2. Architecture Diagram

[Client]
  -> [Traefik]
  -> [Ollama API]
  -> [PVC-backed model cache]

3. Deployment Specifications

Item Value
Source path ollama/base and ollama/overlays/homelab
Deployment model Kustomize plus Fleet bundle
Namespace ollama
Workload kind Deployment
Chart or image version See base manifests for the current image tag
Config files base/kustomization.yaml, overlays/homelab/kustomization.yaml, fleet.yaml

Cluster mapping

Cluster Overlay path Notes
homelab ollama/overlays/homelab Current deployment target

4. Configuration Guide

Environment variables

Variable Source Purpose Secret?
Ollama runtime settings overlay manifests and optional secrets API and model-cache behavior mixed

ConfigMaps

Resource Path Purpose
Kustomize-managed runtime config ollama/base and ollama/overlays/homelab Scheduling and service customization

Secrets management

  • Secret names: optional runtime secrets in the ollama namespace
  • Source of truth: overlay inputs and generated manifests
  • Rotation trigger: API or external integration changes
  • Recovery note: restore secrets and remount the model cache PVC before restart if needed

5. Access Protocols

Path URL or endpoint Audience Auth TLS terminates at
Internal Ollama service in the ollama namespace Cluster workloads namespace RBAC Traefik / Ollama
External https://ollama.mutana.site Operators and integrated clients ingress policy Traefik

6. Operations and Observability

  • Primary health indicators: Deployment healthy, API responsive, and model cache mounted.
  • Dashboards or alerts: shared cluster monitoring and pod resource metrics.
  • Log locations: Ollama pod logs.
  • Known failure modes: large-model disk exhaustion, node scheduling issues, or ingress/API errors.

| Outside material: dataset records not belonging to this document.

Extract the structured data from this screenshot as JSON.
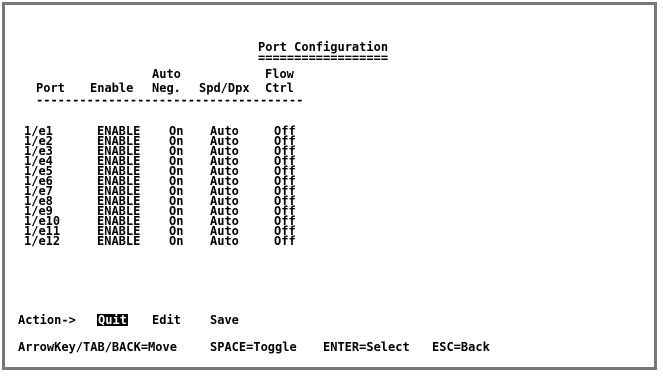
{
  "screen": {
    "title": "Port Configuration",
    "title_underline": "==================",
    "headers": {
      "port": "Port",
      "enable": "Enable",
      "auto_line1": "Auto",
      "auto_line2": "Neg.",
      "spd": "Spd/Dpx",
      "flow_line1": "Flow",
      "flow_line2": "Ctrl"
    },
    "separator": "-------------------------------------",
    "rows": [
      {
        "port": "1/e1",
        "enable": "ENABLE",
        "auto": "On",
        "spd": "Auto",
        "flow": "Off"
      },
      {
        "port": "1/e2",
        "enable": "ENABLE",
        "auto": "On",
        "spd": "Auto",
        "flow": "Off"
      },
      {
        "port": "1/e3",
        "enable": "ENABLE",
        "auto": "On",
        "spd": "Auto",
        "flow": "Off"
      },
      {
        "port": "1/e4",
        "enable": "ENABLE",
        "auto": "On",
        "spd": "Auto",
        "flow": "Off"
      },
      {
        "port": "1/e5",
        "enable": "ENABLE",
        "auto": "On",
        "spd": "Auto",
        "flow": "Off"
      },
      {
        "port": "1/e6",
        "enable": "ENABLE",
        "auto": "On",
        "spd": "Auto",
        "flow": "Off"
      },
      {
        "port": "1/e7",
        "enable": "ENABLE",
        "auto": "On",
        "spd": "Auto",
        "flow": "Off"
      },
      {
        "port": "1/e8",
        "enable": "ENABLE",
        "auto": "On",
        "spd": "Auto",
        "flow": "Off"
      },
      {
        "port": "1/e9",
        "enable": "ENABLE",
        "auto": "On",
        "spd": "Auto",
        "flow": "Off"
      },
      {
        "port": "1/e10",
        "enable": "ENABLE",
        "auto": "On",
        "spd": "Auto",
        "flow": "Off"
      },
      {
        "port": "1/e11",
        "enable": "ENABLE",
        "auto": "On",
        "spd": "Auto",
        "flow": "Off"
      },
      {
        "port": "1/e12",
        "enable": "ENABLE",
        "auto": "On",
        "spd": "Auto",
        "flow": "Off"
      }
    ],
    "action": {
      "label": "Action->",
      "quit": "Quit",
      "edit": "Edit",
      "save": "Save"
    },
    "help": {
      "move": "ArrowKey/TAB/BACK=Move",
      "toggle": "SPACE=Toggle",
      "select": "ENTER=Select",
      "back": "ESC=Back"
    }
  }
}
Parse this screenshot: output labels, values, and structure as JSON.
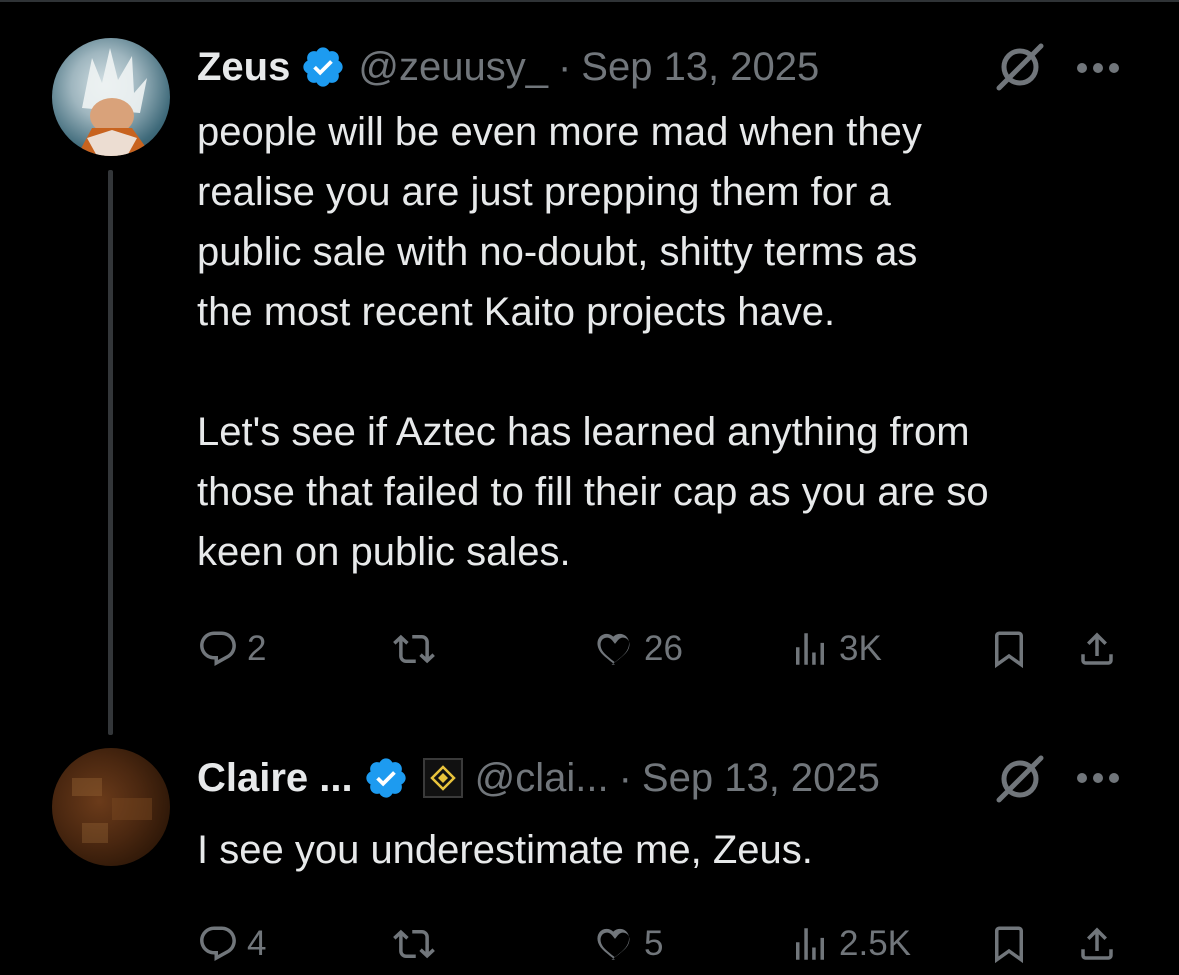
{
  "posts": [
    {
      "name": "Zeus",
      "handle": "@zeuusy_",
      "separator": "·",
      "date": "Sep 13, 2025",
      "text_1": "people will be even more mad when they\nrealise you are just prepping them for a\npublic sale with no-doubt, shitty terms as\nthe most recent Kaito projects have.",
      "text_2": "Let's see if Aztec has learned anything from\nthose that failed to fill their cap as you are so\nkeen on public sales.",
      "replies": "2",
      "reposts": "",
      "likes": "26",
      "views": "3K"
    },
    {
      "name": "Claire ...",
      "handle": "@clai...",
      "separator": "·",
      "date": "Sep 13, 2025",
      "text_1": "I see you underestimate me, Zeus.",
      "replies": "4",
      "reposts": "",
      "likes": "5",
      "views": "2.5K"
    }
  ],
  "colors": {
    "verified": "#1d9bf0",
    "muted": "#71767b",
    "text": "#e7e9ea",
    "background": "#000000",
    "badge_gold": "#e8c33c"
  },
  "icons": [
    "verified-badge-icon",
    "grok-icon",
    "more-icon",
    "reply-icon",
    "repost-icon",
    "like-icon",
    "views-icon",
    "bookmark-icon",
    "share-icon"
  ]
}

7. Backup and Recovery Notes

  • Backup method: PVC snapshot when local model cache preservation matters.
  • Restore prerequisites: enough storage capacity and runtime secrets if used.
  • Related runbook: not required for this lower-blast-radius service.

8. Release and Change Notes

  • Current deployed app version: see ollama/base image tags.
  • Current chart version: N/A.
  • Last significant change: homelab overlay documented with the current Traefik exposure path.
  • Rollback reference: previous overlay revision in Git.